Ketika sang da’i jauh dari komitmen kewajiban keislamannya, maka hal itu menjadi bencana yang akan memalingkan banyak orang karena akhlaknya dari agama Allah, dan membegal orang di tengah jalan, maka pantaslah kalau da’i seperti itu disebut pembegal (قاطع الطريق ), bahkan lebih buruk dari itu. Oleh karena itu setiap da’i hendaknya selalu berdoa :

رَبَّنَا لَا تَجْعَلْنَا فِتْنَةً لِلْقَوْمِ الظَّالِمِينَ(85)                  َ                
Ya Tuhan kami; janganlah Engkau jadikan kami sasaran fitnah bagi kaum yang zalim (QS. Yunus : 85)

Imam Ar-Razy menafsirkan ayat ini : Ya Tuhan kami, janganlah engkau berikan peluang kepada mereka untuk menggiring kami dengan zalim dan paksaan, agar kami berpaling  dari agama yang haq yang telah kami terima (dengan baik)”. Demikianlah ornag-orang kafir ketika berkuasa atas umat Islam, maka kekuasaan mereka seolah-olah berada di atas kebenaran dan umat Islam di atas kebatilan. Maka kekuasaan mereka terhadap umat Islam dan penindasan mereka terhadap orang-orang beriman adalah bencana yang akan memalingkan mereka dari keimanannya. Begitupula seorang da’i yang akhlaknya menyalahi nilai-nilai Islam, maka akhlaknya yang buruk itu dapat memalingkan umatnya dari keimanan.

CONTOH KONSISTEN

Para sahabat Nabi adalah contoh konsisten dalam dakwah dan keislaman mereka. Hasan Al-Bashry mengomentari sifat mereka bahwa : “tampak pada diri mereka tanda-tanda kebaikan dalam aura, ciri, petunjuk, kebenaran, bersahaja dalam tampilan pakaian, tawadu ketika berjalan, kata-kata dibarengi dengan perbuatan, makan minum dari rizki yang baik, ketundukan mereka dalam taat kepada Allah, senantiasa mengusung kebenaran baik terkait dengan hal-hal yang mereka sukai ataupun tidak, memancarkan kebenaran dari diri mereka sendiri, haus kerongkongan mereka, lelah jasad mereka, berlapang dada terhadap amarah makhluk demi mengharapkan ridho Allah, sibuk lisan mereka dengan dzikir, mereka korbankan darah mereka jika diperlukan, mereka korbankan harta mereka jika dibutuhkan, akhlak mereka baik dan segala urusan mereka menjadi mudah.

Para sahabat  telah mempersembahkan bagi agama ini sebuah gambaran bimbingan dan arahan kemanusiaan, mereka tegar menghadapi ujian dan cobaan, mereka tinggalkan beberapa  rukhsah agar tidak menyebabkan orang-orang kafir menimpakan fitnah terhadap kaum muslimin.

Abdullah bin Hudzafah as-Sahmy pernah menjadi tawanan Romawi, lalu Raja Romawi berkata kepadanya : “Engkau akan bebas bila engkau bersedia bergabung denganku”, tetapi Abdullah menolaknya.

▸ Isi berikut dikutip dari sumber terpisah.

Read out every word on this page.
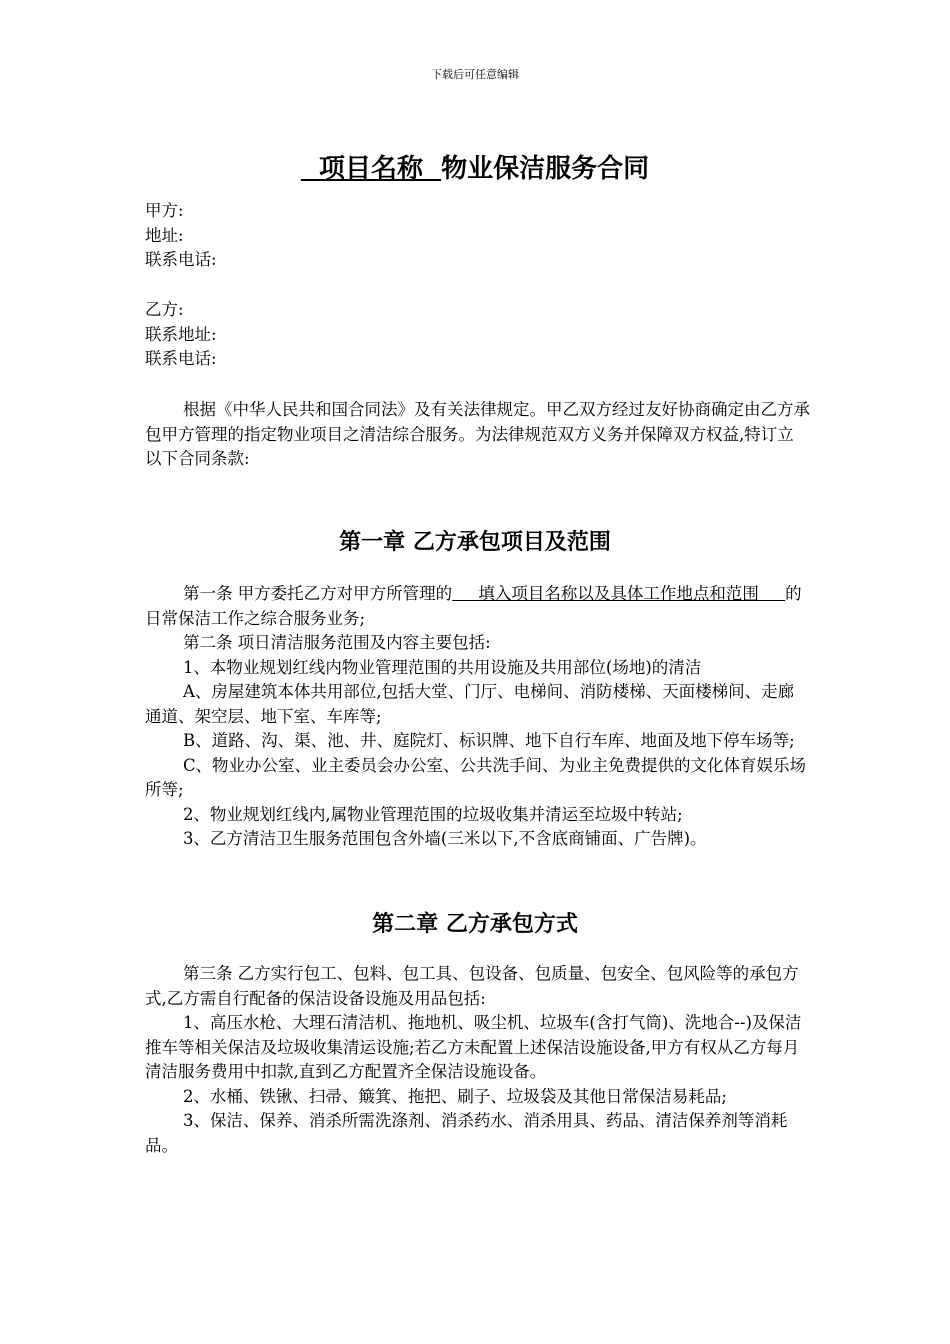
下载后可任意编辑
项目名称  物业保洁服务合同

甲方:

地址:

联系电话:

乙方:

联系地址:

联系电话:

根据《中华人民共和国合同法》及有关法律规定。甲乙双方经过友好协商确定由乙方承包甲方管理的指定物业项目之清洁综合服务。为法律规范双方义务并保障双方权益,特订立以下合同条款:

第一章 乙方承包项目及范围

第一条 甲方委托乙方对甲方所管理的     填入项目名称以及具体工作地点和范围     的日常保洁工作之综合服务业务;

第二条 项日清洁服务范围及内容主要包括:

1、本物业规划红线内物业管理范围的共用设施及共用部位(场地)的清洁

A、房屋建筑本体共用部位,包括大堂、门厅、电梯间、消防楼梯、天面楼梯间、走廊通道、架空层、地下室、车库等;

B、道路、沟、渠、池、井、庭院灯、标识牌、地下自行车库、地面及地下停车场等;

C、物业办公室、业主委员会办公室、公共洗手间、为业主免费提供的文化体育娱乐场所等;

2、物业规划红线内,属物业管理范围的垃圾收集并清运至垃圾中转站;

3、乙方清洁卫生服务范围包含外墙(三米以下,不含底商铺面、广告牌)。

第二章 乙方承包方式

第三条 乙方实行包工、包料、包工具、包设备、包质量、包安全、包风险等的承包方式,乙方需自行配备的保洁设备设施及用品包括:

1、高压水枪、大理石清洁机、拖地机、吸尘机、垃圾车(含打气筒)、洗地合--)及保洁推车等相关保洁及垃圾收集清运设施;若乙方未配置上述保洁设施设备,甲方有权从乙方每月清洁服务费用中扣款,直到乙方配置齐全保洁设施设备。

2、水桶、铁锹、扫帚、簸箕、拖把、刷子、垃圾袋及其他日常保洁易耗品;

3、保洁、保养、消杀所需洗涤剂、消杀药水、消杀用具、药品、清洁保养剂等消耗品。
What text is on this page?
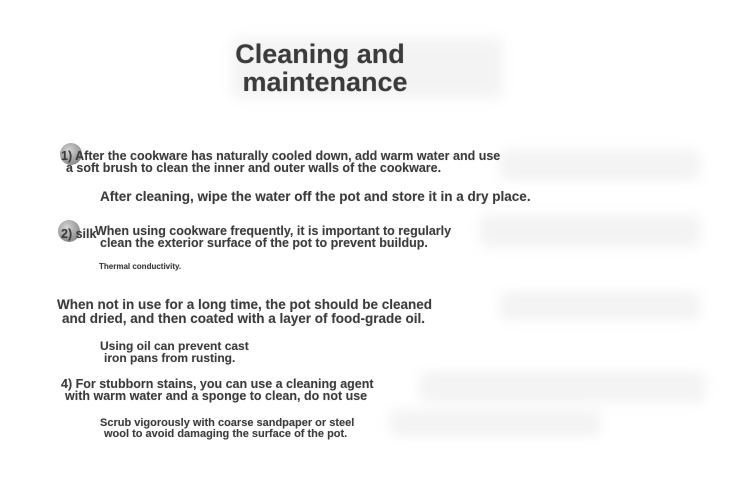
Cleaning and
maintenance

1) After the cookware has naturally cooled down, add warm water and use
a soft brush to clean the inner and outer walls of the cookware.

After cleaning, wipe the water off the pot and store it in a dry place.

2) silk

When using cookware frequently, it is important to regularly
clean the exterior surface of the pot to prevent buildup.

Thermal conductivity.

When not in use for a long time, the pot should be cleaned
and dried, and then coated with a layer of food-grade oil.

Using oil can prevent cast
iron pans from rusting.

4) For stubborn stains, you can use a cleaning agent
with warm water and a sponge to clean, do not use

Scrub vigorously with coarse sandpaper or steel
wool to avoid damaging the surface of the pot.
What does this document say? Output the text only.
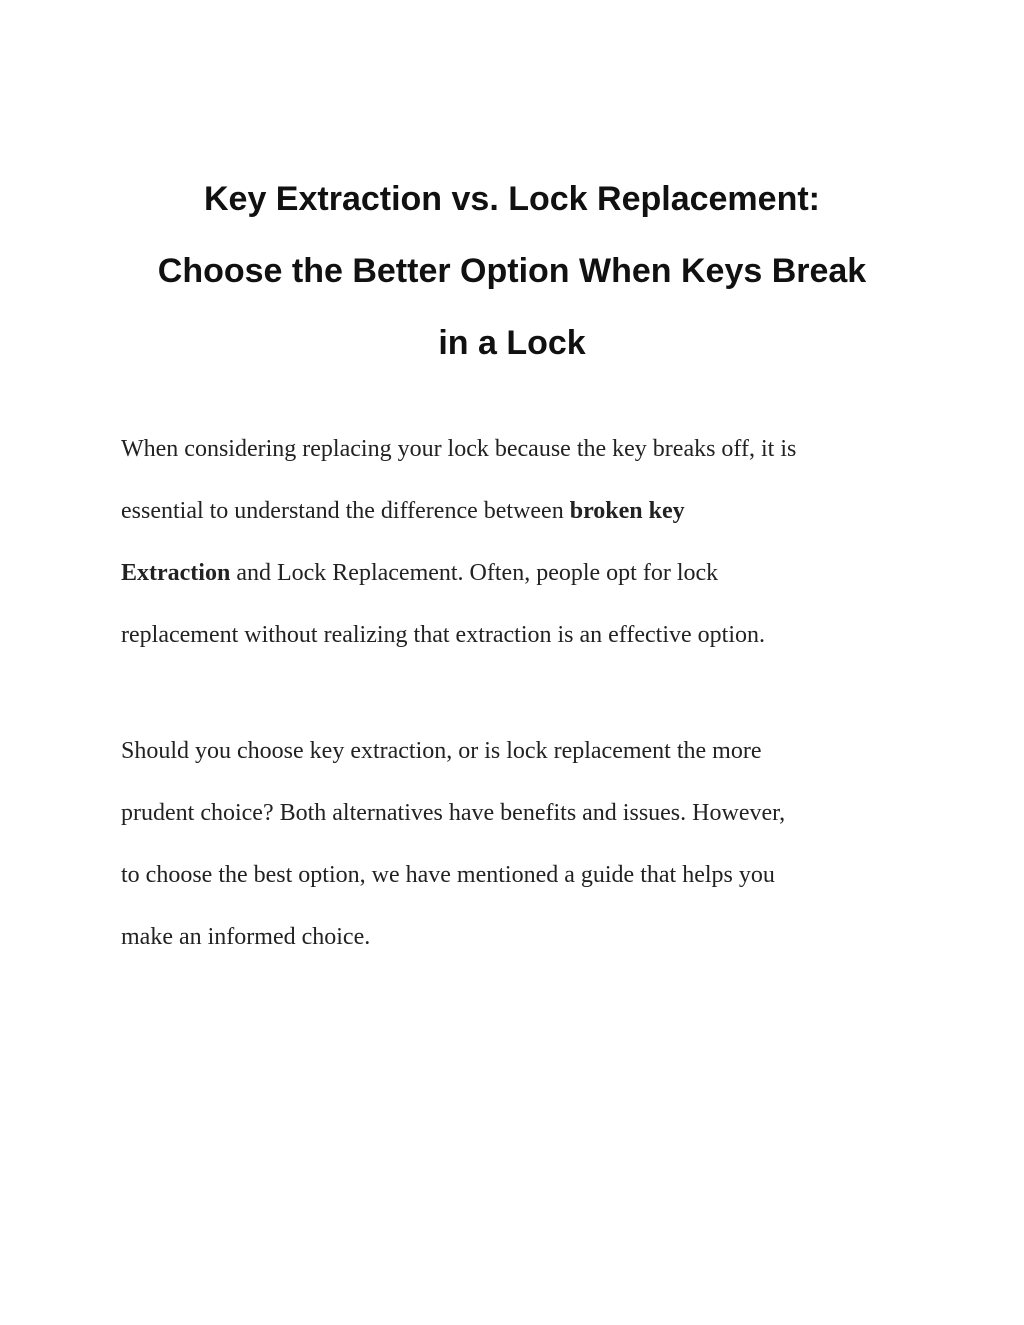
Key Extraction vs. Lock Replacement:
Choose the Better Option When Keys Break
in a Lock

When considering replacing your lock because the key breaks off, it is
essential to understand the difference between broken key
Extraction and Lock Replacement. Often, people opt for lock
replacement without realizing that extraction is an effective option.

Should you choose key extraction, or is lock replacement the more
prudent choice? Both alternatives have benefits and issues. However,
to choose the best option, we have mentioned a guide that helps you
make an informed choice.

Lalu Ia disalib dan dieksekusi dengan lemparan anak panah tetapi Ia tidak takut sedikitpun, kemudian diturunkan dari tiang salib, Raja menyuruh disediakan air tungku dan dimasak hingga mendidih, lalu Ia dimasukan kedalamnya, hingga terkelupas kulitnya, setelah itu diangkatnya lagi, dan masih ditawarkan kepadanya untuk bebas, tetapi Abdullah malah menangis. Sang Raja kaget dan bertanya kepadanya ; “Kenapa engkau menangis”?, Iapun menjawab : “Aku berharap memiliki seratus nyawa, yang ditimpakan seperti ini di jalan Allah”. Raja sangat terkejut mendengarkan jawabannya.

Ketika penduduk negeri menyaksikan konsistensi para sahabat Nabi, ketegaran mereka di atas akidahnya dan pelaksanaan mereka terhadap aturan agama mereka, maka merekapun akhirnya memeluk Islam. Ibnu Qayyim Al-Jauzy berkata : “Tatkala kaum Nasrani melihat perilaku sahabat, kebanyakan mereka kemudian beriman karena pilihan dan kerelaan sendiri, lalu mereka berkomentar : “Mereka lebih utama dari para sahabat Nabi Isa AS”. Kemudian Ibnu Qoyyim melanjutkan komentarnya : “Sungguh, kami telah berdakwah kepada kebanyakan ahlul kitab, lalu mereka mengatakan bahwa apa yang menghalangi mereka masuk islam adalah perilaku orang-orang yang menisbahkan dirinya kepada Islam”. Komentar Ibnu Qayyim ini terjadi pada abad  delapan hijriyah, bagaiman jadinya bila beliau hidup di abad kita sekarang ini, di mana banyak orang Isalm yang menghadirkan gambaran yang paradoks dengan ajaran agamanya sendiri.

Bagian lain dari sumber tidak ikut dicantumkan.